La Riforma Cartabia sulla restituzione in termine si applica alle sentenze passate in giudicato prima della sua entrata in vigore?
No. La Corte di Cassazione ha chiarito che, in base alla disposizione transitoria (art. 89 del d.lgs. 150/2022), le nuove norme sull’art. 175 cod. proc. pen. si applicano solo alle impugnazioni contro sentenze emesse dopo il 30 dicembre 2022.
Perché il ricorso dell’imprenditore è stato dichiarato inammissibile?
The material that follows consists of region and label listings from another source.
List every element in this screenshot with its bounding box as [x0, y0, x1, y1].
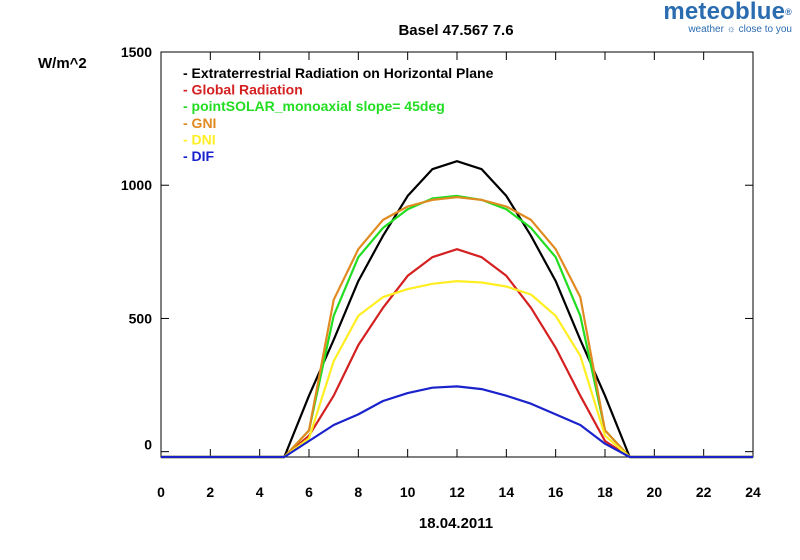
- x-tick-label: 2: [206, 484, 214, 500]
- x-tick-label: 0: [157, 484, 165, 500]
- series-line: [161, 196, 753, 459]
- series-line: [161, 385, 753, 459]
- legend-entry: - GNI: [183, 115, 216, 131]
- x-tick-label: 6: [305, 484, 313, 500]
- y-tick-label: 500: [129, 310, 153, 326]
- x-tick-label: 16: [548, 484, 564, 500]
- y-tick-label: 1000: [121, 177, 152, 193]
- legend-entry: - DNI: [183, 131, 216, 147]
- legend-entry: - DIF: [183, 148, 215, 164]
- x-tick-label: 18: [597, 484, 613, 500]
- x-tick-label: 8: [354, 484, 362, 500]
- legend: - Extraterrestrial Radiation on Horizont…: [183, 65, 494, 164]
- x-tick-label: 12: [449, 484, 465, 500]
- x-tick-label: 22: [696, 484, 712, 500]
- x-tick-label: 14: [499, 484, 515, 500]
- series-line: [161, 194, 753, 459]
- legend-entry: - pointSOLAR_monoaxial slope= 45deg: [183, 98, 445, 114]
- x-tick-label: 20: [647, 484, 663, 500]
- legend-entry: - Global Radiation: [183, 82, 303, 98]
- chart-title: Basel 47.567 7.6: [398, 22, 513, 39]
- x-tick-label: 10: [400, 484, 416, 500]
- legend-entry: - Extraterrestrial Radiation on Horizont…: [183, 65, 494, 81]
- brand-tagline: weather ☼ close to you: [688, 24, 792, 35]
- x-tick-label: 4: [256, 484, 264, 500]
- brand-reg: ®: [785, 7, 792, 17]
- y-tick-label: 0: [144, 437, 152, 453]
- brand-name: meteoblue: [663, 0, 786, 25]
- x-tick-label: 24: [745, 484, 761, 500]
- series-lines: [161, 160, 753, 459]
- y-tick-label: 1500: [121, 44, 152, 60]
- meteoblue-logo: meteoblue® weather ☼ close to you: [663, 0, 792, 36]
- series-line: [161, 280, 753, 459]
- series-line: [161, 160, 753, 459]
- y-axis-label: W/m^2: [38, 55, 87, 72]
- x-axis-label: 18.04.2011: [419, 515, 493, 532]
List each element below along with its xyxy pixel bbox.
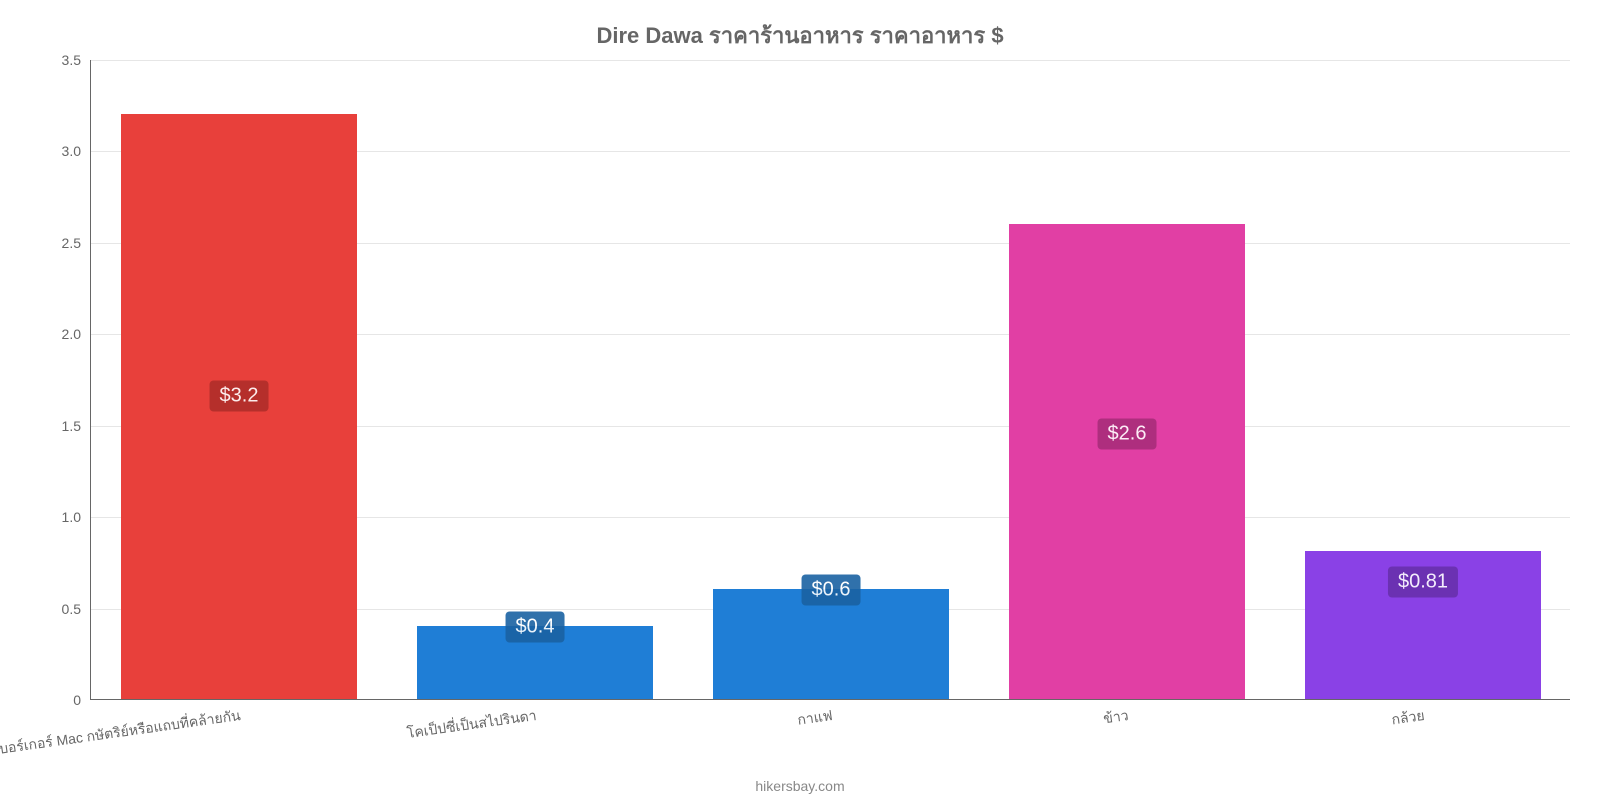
bar-value-label: $2.6	[1098, 418, 1157, 449]
y-tick-label: 1.5	[62, 418, 91, 434]
y-tick-label: 3.5	[62, 52, 91, 68]
plot-area: 00.51.01.52.02.53.03.5$3.2เบอร์เกอร์ Mac…	[90, 60, 1570, 700]
chart-title: Dire Dawa ราคาร้านอาหาร ราคาอาหาร $	[0, 18, 1600, 53]
y-tick-label: 2.0	[62, 326, 91, 342]
credit-text: hikersbay.com	[0, 778, 1600, 794]
y-tick-label: 3.0	[62, 143, 91, 159]
x-tick-label: โคเป็ปซี่เป็นสไปรินดา	[406, 705, 538, 745]
bar-value-label: $3.2	[210, 380, 269, 411]
gridline	[91, 60, 1570, 61]
y-tick-label: 1.0	[62, 509, 91, 525]
bar-value-label: $0.4	[506, 611, 565, 642]
x-tick-label: เบอร์เกอร์ Mac กษัตริย์หรือแถบที่คล้ายกั…	[0, 705, 242, 761]
y-tick-label: 0	[73, 692, 91, 708]
x-tick-label: กาแฟ	[796, 705, 834, 732]
y-tick-label: 0.5	[62, 601, 91, 617]
bar-value-label: $0.6	[802, 575, 861, 606]
x-tick-label: กล้วย	[1390, 705, 1426, 731]
y-tick-label: 2.5	[62, 235, 91, 251]
bar	[1009, 224, 1246, 699]
x-tick-label: ข้าว	[1102, 705, 1130, 730]
chart-container: Dire Dawa ราคาร้านอาหาร ราคาอาหาร $ 00.5…	[0, 0, 1600, 800]
bar-value-label: $0.81	[1388, 566, 1458, 597]
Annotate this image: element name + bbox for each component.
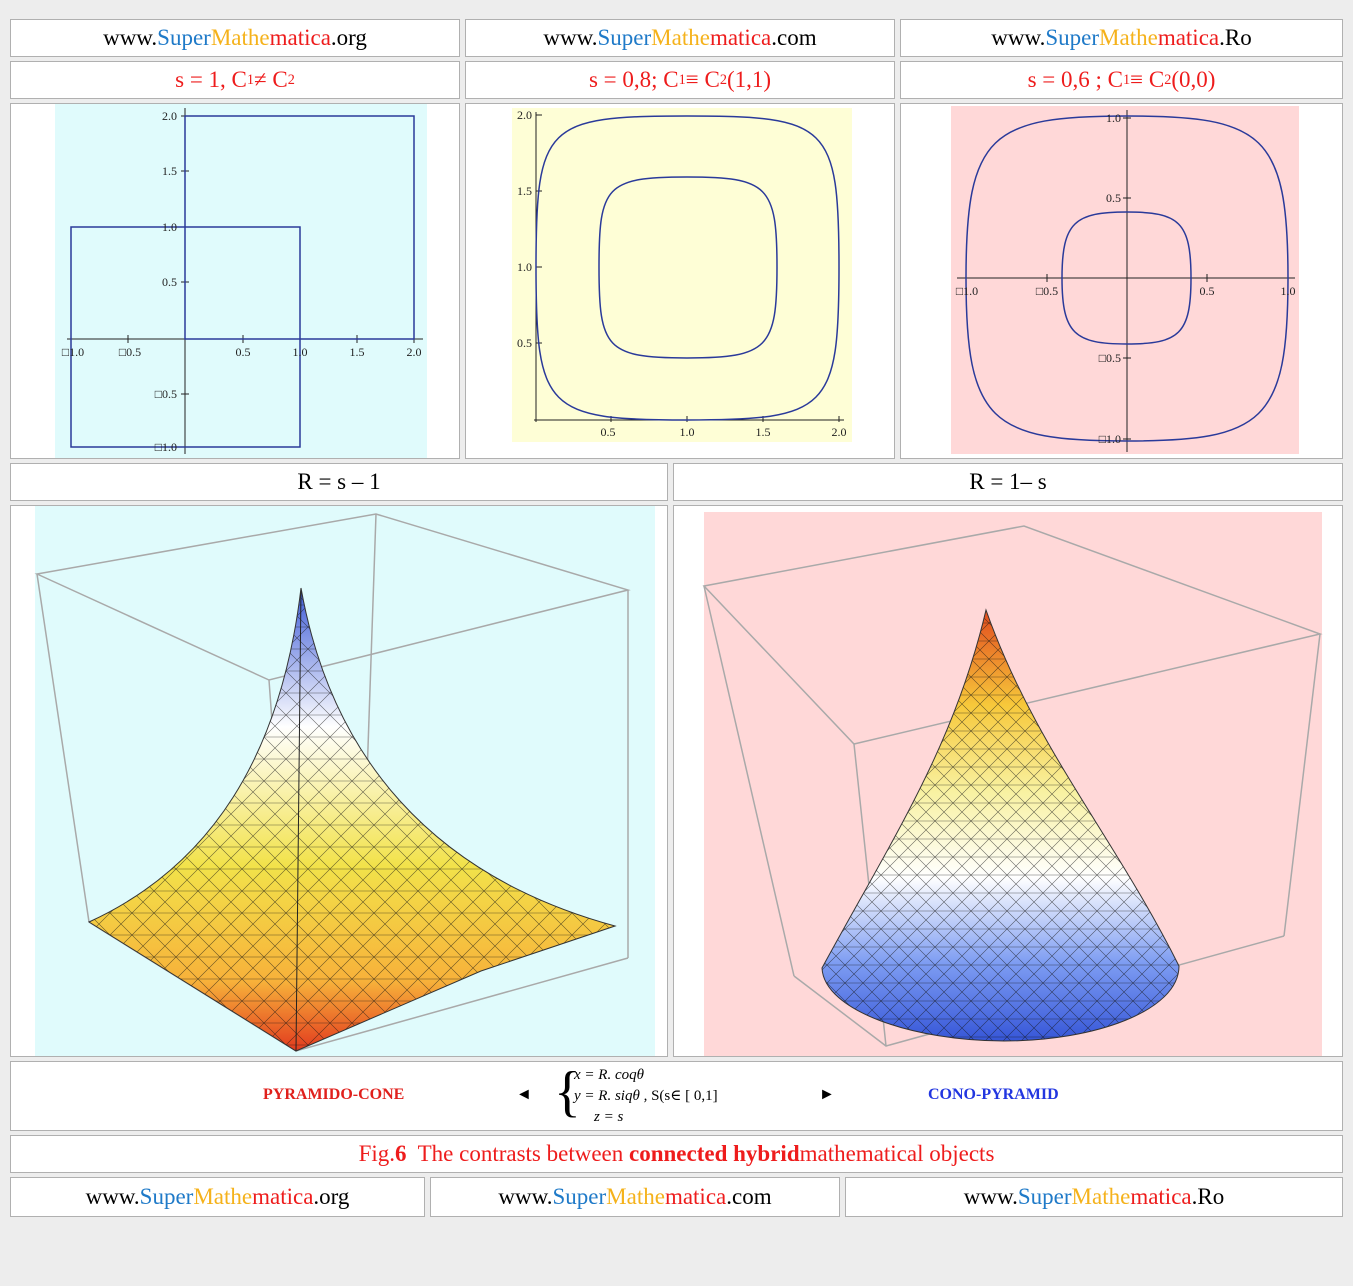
plot-circles: □1.0 □0.5 0.5 1.0 1.0 0.5 □0.5 □1.0 bbox=[951, 106, 1299, 454]
parametric-equations: x = R. coqθ y = R. siqθ , S(s∈ [ 0,1] z … bbox=[574, 1065, 718, 1128]
y-tick: 2.0 bbox=[162, 109, 177, 123]
x-tick: 0.5 bbox=[601, 425, 616, 439]
y-tick: □1.0 bbox=[155, 440, 177, 454]
x-tick: 0.5 bbox=[236, 345, 251, 359]
plot-background bbox=[512, 108, 852, 442]
plot-cell-1: □1.0 □0.5 0.5 1.0 1.5 2.0 2.0 1.5 1.0 0.… bbox=[10, 103, 460, 459]
inner-curve bbox=[598, 176, 778, 359]
outer-curve bbox=[535, 115, 840, 421]
left-arrow-icon: ◄ bbox=[516, 1086, 532, 1103]
x-tick: □0.5 bbox=[119, 345, 141, 359]
right-arrow-icon: ► bbox=[819, 1086, 835, 1103]
y-tick: □0.5 bbox=[155, 387, 177, 401]
website-com-bottom[interactable]: www. Super Mathe matica .com bbox=[430, 1177, 840, 1217]
x-tick: 1.0 bbox=[1281, 284, 1296, 298]
equation-z: z = s bbox=[594, 1109, 624, 1125]
x-tick: □1.0 bbox=[62, 345, 84, 359]
r-label-right: R = 1– s bbox=[673, 463, 1343, 501]
y-tick: 1.5 bbox=[517, 184, 532, 198]
square-c2 bbox=[184, 115, 415, 340]
y-tick: 1.0 bbox=[1106, 111, 1121, 125]
y-tick: □0.5 bbox=[1099, 351, 1121, 365]
plot-cell-3: □1.0 □0.5 0.5 1.0 1.0 0.5 □0.5 □1.0 bbox=[900, 103, 1343, 459]
x-tick: □1.0 bbox=[956, 284, 978, 298]
y-tick: □1.0 bbox=[1099, 432, 1121, 446]
pyramido-cone-label: PYRAMIDO-CONE bbox=[263, 1086, 405, 1103]
website-ro-bottom[interactable]: www. Super Mathe matica .Ro bbox=[845, 1177, 1343, 1217]
cono-pyramid-surface bbox=[702, 512, 1323, 1056]
front-edge bbox=[295, 587, 302, 1052]
x-tick: 1.0 bbox=[293, 345, 308, 359]
plot-superellipse: 0.5 1.0 1.5 2.0 2.0 1.5 1.0 0.5 bbox=[512, 108, 852, 442]
x-tick: 2.0 bbox=[832, 425, 847, 439]
r-label-left: R = s – 1 bbox=[10, 463, 668, 501]
surface-cell-left bbox=[10, 505, 668, 1057]
brace-icon: { bbox=[554, 1061, 581, 1123]
outer-curve bbox=[965, 115, 1289, 442]
y-tick: 0.5 bbox=[162, 275, 177, 289]
x-tick: 1.0 bbox=[680, 425, 695, 439]
y-tick: 0.5 bbox=[1106, 191, 1121, 205]
y-tick: 1.5 bbox=[162, 164, 177, 178]
x-tick: 0.5 bbox=[1200, 284, 1215, 298]
website-ro-top[interactable]: www. Super Mathe matica .Ro bbox=[900, 19, 1343, 57]
equation-y: y = R. siqθ , S(s∈ [ 0,1] bbox=[574, 1088, 718, 1104]
x-tick: □0.5 bbox=[1036, 284, 1058, 298]
surface-cell-right bbox=[673, 505, 1343, 1057]
website-org-bottom[interactable]: www. Super Mathe matica .org bbox=[10, 1177, 425, 1217]
plot-cell-2: 0.5 1.0 1.5 2.0 2.0 1.5 1.0 0.5 bbox=[465, 103, 895, 459]
website-org-top[interactable]: www. Super Mathe matica .org bbox=[10, 19, 460, 57]
plot-background bbox=[951, 106, 1299, 454]
inner-curve bbox=[1061, 211, 1192, 345]
y-tick: 2.0 bbox=[517, 108, 532, 122]
y-tick: 0.5 bbox=[517, 336, 532, 350]
plot-squares: □1.0 □0.5 0.5 1.0 1.5 2.0 2.0 1.5 1.0 0.… bbox=[55, 104, 427, 458]
x-tick: 1.5 bbox=[350, 345, 365, 359]
cono-pyramid-label: CONO-PYRAMID bbox=[928, 1086, 1059, 1103]
y-tick: 1.0 bbox=[517, 260, 532, 274]
y-tick: 1.0 bbox=[162, 220, 177, 234]
pyramido-cone-surface bbox=[34, 506, 655, 1056]
figure-caption: Fig. 6 The contrasts between connected hy… bbox=[10, 1135, 1343, 1173]
plot-background bbox=[55, 104, 427, 458]
website-com-top[interactable]: www. Super Mathe matica .com bbox=[465, 19, 895, 57]
x-tick: 1.5 bbox=[756, 425, 771, 439]
formula-row: PYRAMIDO-CONE ◄ { x = R. coqθ y = R. siq… bbox=[10, 1061, 1343, 1131]
equation-x: x = R. coqθ bbox=[574, 1067, 644, 1083]
x-tick: 2.0 bbox=[407, 345, 422, 359]
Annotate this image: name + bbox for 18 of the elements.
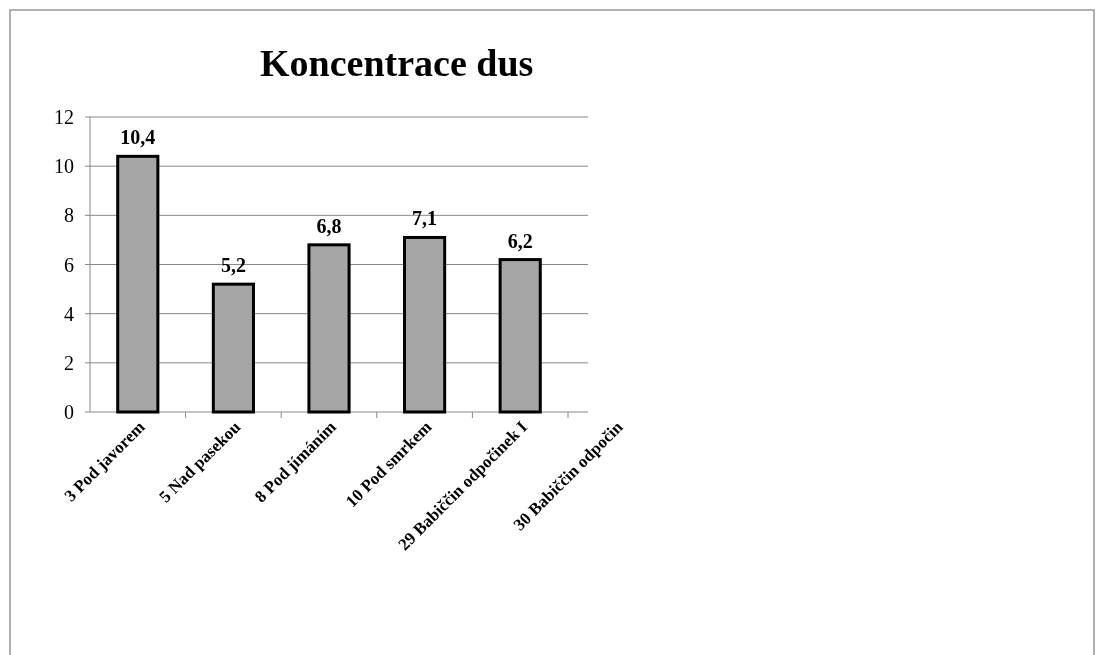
data-label: 10,4: [120, 126, 156, 149]
data-label: 6,8: [316, 214, 342, 237]
y-tick-label: 4: [64, 302, 74, 325]
chart-title: Koncentrace dus: [260, 42, 534, 84]
y-tick-label: 0: [64, 401, 74, 423]
y-tick-label: 12: [54, 106, 74, 128]
bar: [403, 235, 447, 414]
bar: [116, 154, 160, 414]
y-tick-label: 10: [54, 155, 74, 178]
bar: [211, 282, 255, 414]
bar: [498, 258, 542, 414]
y-tick-label: 8: [64, 204, 74, 227]
bar: [307, 243, 351, 414]
y-tick-label: 6: [64, 253, 74, 276]
data-label: 6,2: [507, 229, 533, 252]
data-label: 5,2: [220, 254, 246, 277]
y-tick-label: 2: [64, 351, 74, 374]
data-label: 7,1: [412, 207, 438, 230]
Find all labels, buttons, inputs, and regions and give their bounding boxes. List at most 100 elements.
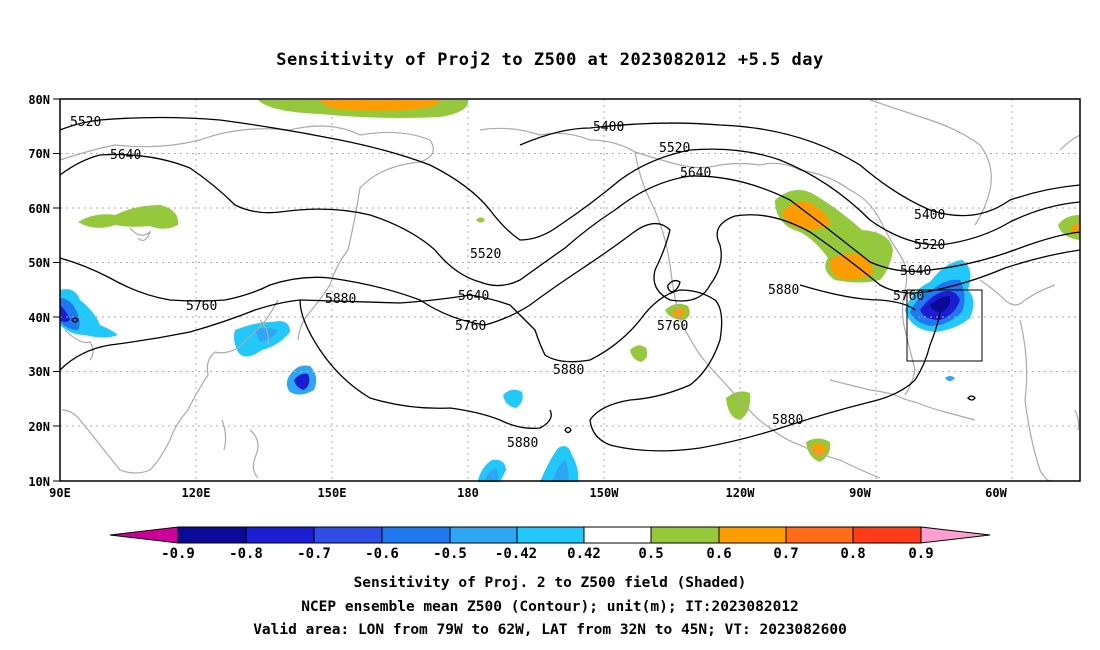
contour-label: 5520 xyxy=(70,115,101,130)
colorbar-segment xyxy=(381,526,451,544)
lat-axis: 80N 70N 60N 50N 40N 30N 20N 10N xyxy=(28,93,50,489)
colorbar-segment xyxy=(852,526,922,544)
lat-label: 20N xyxy=(28,420,50,434)
lat-label: 30N xyxy=(28,365,50,379)
colorbar-left-arrow xyxy=(109,526,179,544)
shade-blue xyxy=(294,373,310,390)
contour-5760 xyxy=(59,214,1081,326)
colorbar-segment xyxy=(583,526,652,544)
z500-contours xyxy=(59,116,1081,452)
shade-green xyxy=(726,391,751,420)
lon-label: 180 xyxy=(457,486,479,500)
caption-line: Sensitivity of Proj. 2 to Z500 field (Sh… xyxy=(353,575,747,591)
contour-label: 5640 xyxy=(900,264,931,279)
shade-blue xyxy=(503,389,523,408)
shade-orange xyxy=(829,253,873,280)
lat-label: 80N xyxy=(28,93,50,107)
colorbar-label: 0.8 xyxy=(840,546,865,562)
shade-blue xyxy=(60,305,70,322)
shade-blue xyxy=(930,296,951,312)
lon-label: 60W xyxy=(985,486,1007,500)
shade-green xyxy=(78,205,179,229)
colorbar-segment xyxy=(650,526,720,544)
coastline xyxy=(634,151,801,446)
contour-label: 5520 xyxy=(659,141,690,156)
coastline xyxy=(129,227,152,242)
colorbar-segment xyxy=(785,526,854,544)
valid-area-box xyxy=(906,289,983,362)
shade-blue xyxy=(540,446,579,482)
lon-label: 150W xyxy=(590,486,620,500)
contour-label: 5400 xyxy=(914,208,945,223)
colorbar-label: 0.42 xyxy=(567,546,601,562)
contour-5880 xyxy=(299,299,552,429)
colorbar-label: -0.8 xyxy=(229,546,263,562)
lon-axis: 90E 120E 150E 180 150W 120W 90W 60W xyxy=(49,486,1007,500)
colorbar-label: 0.7 xyxy=(773,546,798,562)
colorbar-segment xyxy=(449,526,518,544)
caption-line: Valid area: LON from 79W to 62W, LAT fro… xyxy=(253,622,847,638)
contour-label: 5880 xyxy=(553,363,584,378)
coastline xyxy=(1059,134,1081,151)
shade-blue xyxy=(484,468,499,482)
colorbar-segment xyxy=(313,526,383,544)
coastline xyxy=(479,127,801,171)
caption-line: NCEP ensemble mean Z500 (Contour); unit(… xyxy=(301,598,799,615)
map-frame xyxy=(59,98,1081,482)
shade-blue xyxy=(255,328,278,342)
lat-label: 60N xyxy=(28,202,50,216)
colorbar-segment xyxy=(177,526,247,544)
coastline xyxy=(59,125,434,341)
contour-label: 5760 xyxy=(455,319,486,334)
shade-blue xyxy=(945,376,955,381)
colorbar-label: -0.7 xyxy=(297,546,331,562)
lat-label: 40N xyxy=(28,311,50,325)
colorbar xyxy=(109,526,991,544)
coastline xyxy=(214,299,279,354)
contour-label: 5760 xyxy=(186,299,217,314)
contour-label: 5760 xyxy=(893,289,924,304)
colorbar-segment xyxy=(718,526,787,544)
lat-label: 50N xyxy=(28,256,50,270)
shade-orange xyxy=(782,201,830,230)
colorbar-label: 0.6 xyxy=(706,546,731,562)
shading-layer xyxy=(60,100,1080,482)
coastline xyxy=(221,419,227,451)
map-title: Sensitivity of Proj2 to Z500 at 20230820… xyxy=(276,50,824,70)
shade-green xyxy=(630,345,648,362)
contour-label: 5640 xyxy=(110,148,141,163)
contour-label: 5880 xyxy=(768,283,799,298)
lon-label: 120E xyxy=(182,486,211,500)
colorbar-labels: -0.9 -0.8 -0.7 -0.6 -0.5 -0.42 0.42 0.5 … xyxy=(161,546,934,562)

Il ricorso è stato dichiarato inammissibile perché invocava l’applicazione di una normativa (la Riforma Cartabia) non applicabile al suo caso, dato che la sentenza che intendeva impugnare era stata pronunciata nel 2020, prima dell’entrata in vigore della riforma.
Quale principio giuridico ha guidato la decisione della Corte?
La decisione si fonda sul principio del tempus regit actum, secondo cui gli atti giuridici sono regolati dalla legge in vigore al momento in cui sono stati compiuti. La disciplina transitoria della riforma ha esplicitamente limitato l’applicazione delle nuove norme ai procedimenti futuri, escludendo la retroattività.